Karena menyadari pentingnya keterlibatan orang tua dalam pendidikan anak, ketiga Bunda ini rela meninggalkan pekerjaan masing-masing. Bahkan, ada nan mempunyai gelar master lho, Bunda!
Ya, dr. Elaine Kim adalah master dan pengusaha asal Singapura. Ia adalah salah seorang founder dan CEO Trehaus, sebuah perusahaan nan mendirikan PAUD Trehaus School. Setelah jadi orang tua, dia menginginkan pendidikan anak yang lebih baik lagi.
"Kita perlu mendefinisikan ulang gimana langkah kita mengajar anak-anak," ujar Elaine, saat Grand Opening Trehaus School Jakarta di Sentral Senayan I, Kamis (27/6).

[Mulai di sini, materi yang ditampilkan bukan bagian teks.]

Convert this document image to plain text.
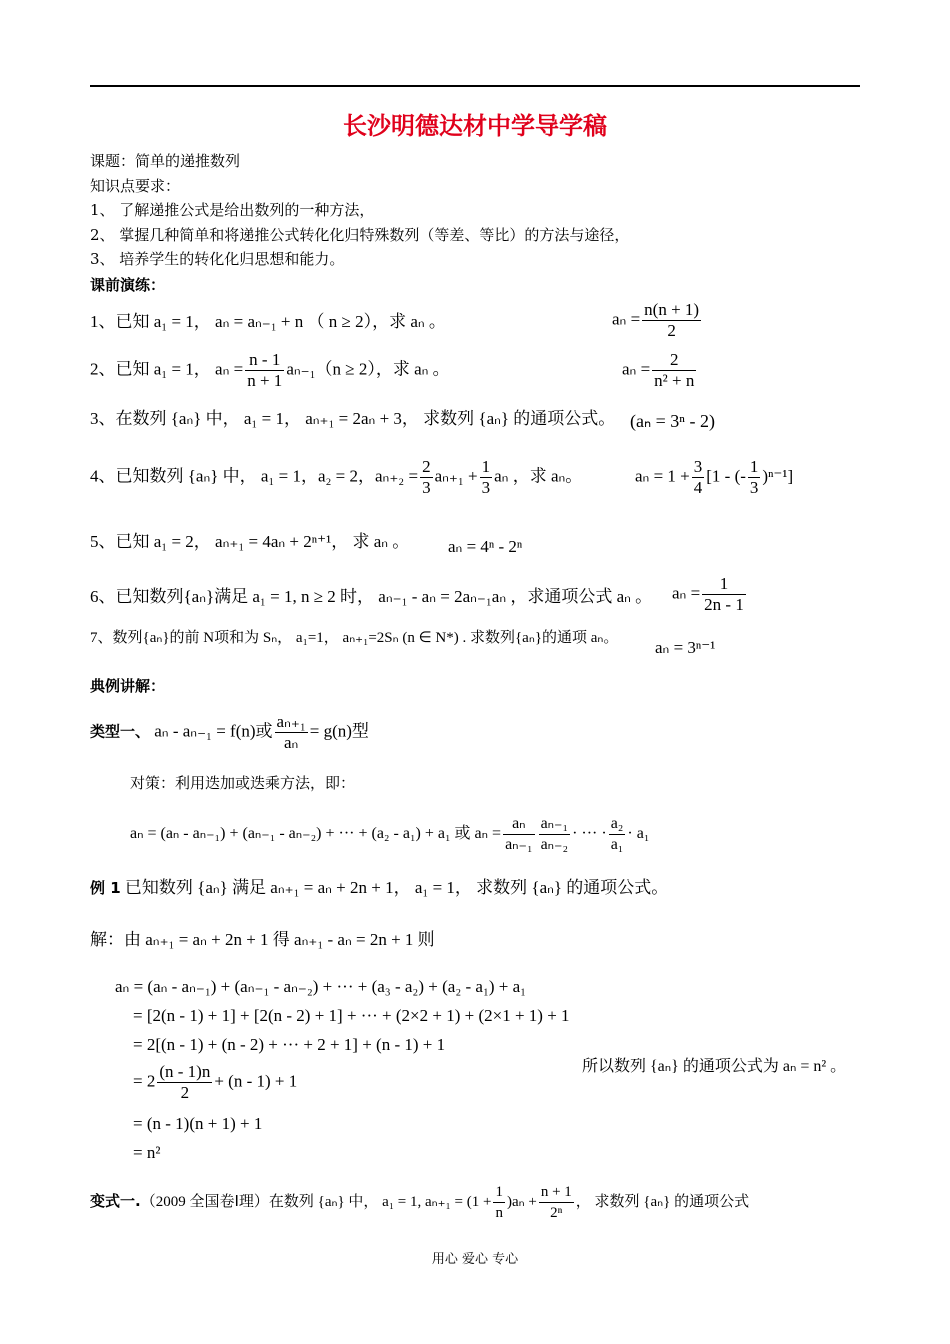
长沙明德达材中学导学稿
课题：简单的递推数列
知识点要求：
1、 了解递推公式是给出数列的一种方法，
2、 掌握几种简单和将递推公式转化化归特殊数列（等差、等比）的方法与途径，
3、 培养学生的转化化归思想和能力。
课前演练：
1、已知 a₁ = 1， aₙ = aₙ₋₁ + n （ n ≥ 2），求 aₙ 。	$a_n = \frac{n(n + 1)}{2}$
2、已知 a₁ = 1， $a_n = \frac{n - 1}{n + 1} a_{n-1}(n \ge 2)$，求 aₙ 。	$a_n = \frac{2}{\text{n² + n}}$
3、在数列 {aₙ} 中， a₁ = 1， aₙ₊₁ = 2aₙ + 3， 求数列 {aₙ} 的通项公式。 (aₙ = 3ⁿ - 2)
4、已知数列 {aₙ} 中， a₁ = 1，a₂ = 2，$a_{n+2} = \frac{2}{3} a_{n+1} + \frac{1}{3}$ aₙ ，求 aₙ。	$a_n = 1 + \frac{3}{4} [1$ - (- $\frac{1}{3} )^{n-1}$]
5、已知 a₁ = 2， aₙ₊₁ = 4aₙ + 2ⁿ⁺¹， 求 aₙ 。 aₙ = 4ⁿ - 2ⁿ
6、已知数列{aₙ}满足 a₁ = 1, n ≥ 2 时， aₙ₋₁ - aₙ = 2aₙ₋₁aₙ ，求通项公式 aₙ 。 $a_n = \frac{1}{2n - 1}$
7、数列{aₙ}的前 N项和为 Sₙ， a₁=1， aₙ₊₁=2Sₙ (n ∈ N*) . 求数列{aₙ}的通项 aₙ。 aₙ = 3ⁿ⁻¹
典例讲解：
类型一、 aₙ - aₙ₋₁ = f(n)或 $\frac{\text{aₙ₊₁}}{\text{aₙ}} = g(n)$型
对策：利用迭加或迭乘方法，即：
aₙ = (aₙ - aₙ₋₁) + (aₙ₋₁ - aₙ₋₂) + ··· + (a₂ - a₁) + a₁ 或 $a_n = \frac{\text{aₙ}}{\text{aₙ₋₁}} \frac{\text{aₙ₋₁}}{\text{aₙ₋₂}}$ · ··· · $\frac{\text{a₂}}{\text{a₁}} \cdot a_1$
例 1 已知数列 {aₙ} 满足 aₙ₊₁ = aₙ + 2n + 1， a₁ = 1， 求数列 {aₙ} 的通项公式。
解：由 aₙ₊₁ = aₙ + 2n + 1 得 aₙ₊₁ - aₙ = 2n + 1 则
aₙ = (aₙ - aₙ₋₁) + (aₙ₋₁ - aₙ₋₂) + ··· + (a₃ - a₂) + (a₂ - a₁) + a₁
= [2(n - 1) + 1] + [2(n - 2) + 1] + ··· + (2×2 + 1) + (2×1 + 1) + 1
= 2[(n - 1) + (n - 2) + ··· + 2 + 1] + (n - 1) + 1
= $2 \frac{(n - 1)n}{2} + (n - 1) + 1$
= (n - 1)(n + 1) + 1
= n²
所以数列 {aₙ} 的通项公式为 aₙ = n² 。
变式一.（2009 全国卷Ⅰ理）在数列 {aₙ} 中， a₁ = 1, $a_{n+1} = (1 + \frac{1}{n} )a_n + \frac{n + 1}{\text{2ⁿ}}$ ， 求数列 {aₙ} 的通项公式
用心 爱心 专心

Wanita nan berprofesi master selama 10 tahun ini merasa senang sekali bisa mendirikan sekolah di Indonesia. Menurutnya, kehidupan anak-anak saat ini sudah terdistraksi oleh teknologi nan makin berkembang.
Oleh lantaran itu, preschool nan didirikan ini tak hanya konsentrasi pada langkah mengajar, tapi juga mementingkan pendidikan karakter dan partisipasi orang tua. Jadi selain belajar, anak betul-betul memahami apa nan mereka pelajari.
Elaine meyakini, usia awal adalah usia emas di mana orang tua kudu datang dalam pendidikan anak. nan terpenting agar anak sukses adalah peran dan keterlibatan orang tua. Konsep inilah nan diusung sekolah PAUD nan dia dirikan.
"Saya berharap, kami bisa memberikan pendidikan terbaik untuk anak-anak di sekolah, membikin mereka mencintai proses belajar di usia dini," tutur Elaine.
dr. Elaine Kim saat Grand Opening Trehaus School Jakarta, Kamis (27/6)/ Foto: Muhayati Faridatun/HaiBunda
Guru tak hanya mengajar
Hal nan sama juga disampaikan Co-founder lain, Elizabeth Wu. Ibu tiga anak ini percaya, kedekatan orang tua dengan anak bisa membikin anak-anak lebih senang belajar. Selain itu, anak-anak juga merasa aman.
"Setelah meninggalkan karier, saya mau melakukan nan terbaik untuk anak-anak. Saya tidak mau terkungkung dengan pilihan pendidikan nan ada," ungkap Elizabeth di aktivitas nan sama.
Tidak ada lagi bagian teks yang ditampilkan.